MATERIALS AND METHODS: We used ASL-PI to examine 35 patients with brain tumors, including 11 gliomas, 9 meningiomas, 9 schwannomas, 1 diffuse large B-cell lymphoma, 4 hemangioblastomas, and 1 metastatic brain tumor. As an index of tumor perfusion, the relative signal intensity (SI) of each tumor (%Signal intensity) was determined as a percentage of the maximal SI within the tumor per averaged SI within normal cerebral gray matter on ASL-PI. Relative vascular attenuation (%Vessel) was determined as the total microvessel area per the entire tissue area on CD-34–immunostained histopathologic specimens. MIB1 indices of gliomas were also calculated. The differences in %Signal intensity among different histopathologic types and between high- and low-grade gliomas were compared. In addition, the correlations between %Signal intensity and %Vessel or MIB1 index were evaluated in gliomas.

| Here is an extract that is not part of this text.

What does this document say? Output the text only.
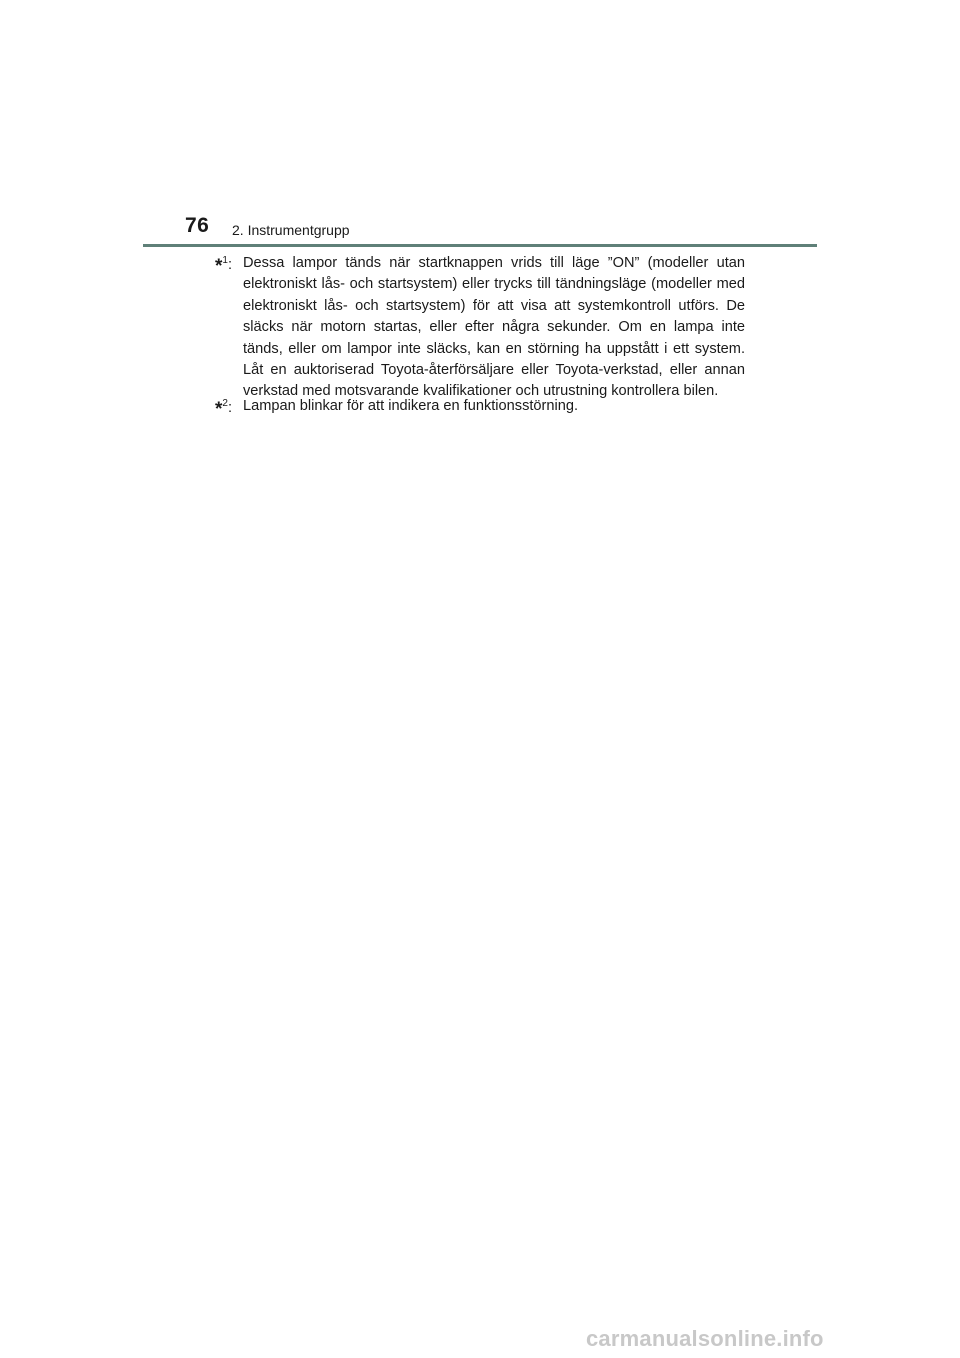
76 2. Instrumentgrupp
*$^1$: Dessa lampor tänds när startknappen vrids till läge ”ON” (modeller utan elektroniskt lås- och startsystem) eller trycks till tändningsläge (modeller med elektroniskt lås- och startsystem) för att visa att systemkontroll utförs. De släcks när motorn startas, eller efter några sekunder. Om en lampa inte tänds, eller om lampor inte släcks, kan en störning ha uppstått i ett system. Låt en auktoriserad Toyota-återförsäljare eller Toyota-verkstad, eller annan verkstad med motsvarande kvalifikationer och utrustning kontrollera bilen.
*$^2$: Lampan blinkar för att indikera en funktionsstörning.
carmanualsonline.info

RESULTS: Statistically significant differences in %Signal intensity were observed between hemangioblastomas versus gliomas (P < .005), meningiomas (P < .05), and schwannomas (P < .005). Among gliomas, %Signal intensity was significantly higher for high-grade than for low-grade tumors (P < .05). Correlation analyses revealed significant positive correlations between %Signal intensity and %Vessel in 35 patients, including all 6 histopathologic types (rs = 0.782, P < .00005) and in gliomas (rs = 0.773, P < .05). In addition, in gliomas, %Signal intensity and MIB1 index were significantly positively correlated (rs = 0.700, P < .05).
CONCLUSION: ASL-PI may predict histopathologic vascular densities of brain tumors and may be useful in distinguishing between high- and low-grade gliomas and in differentiating hemangioblastomas from other brain tumors.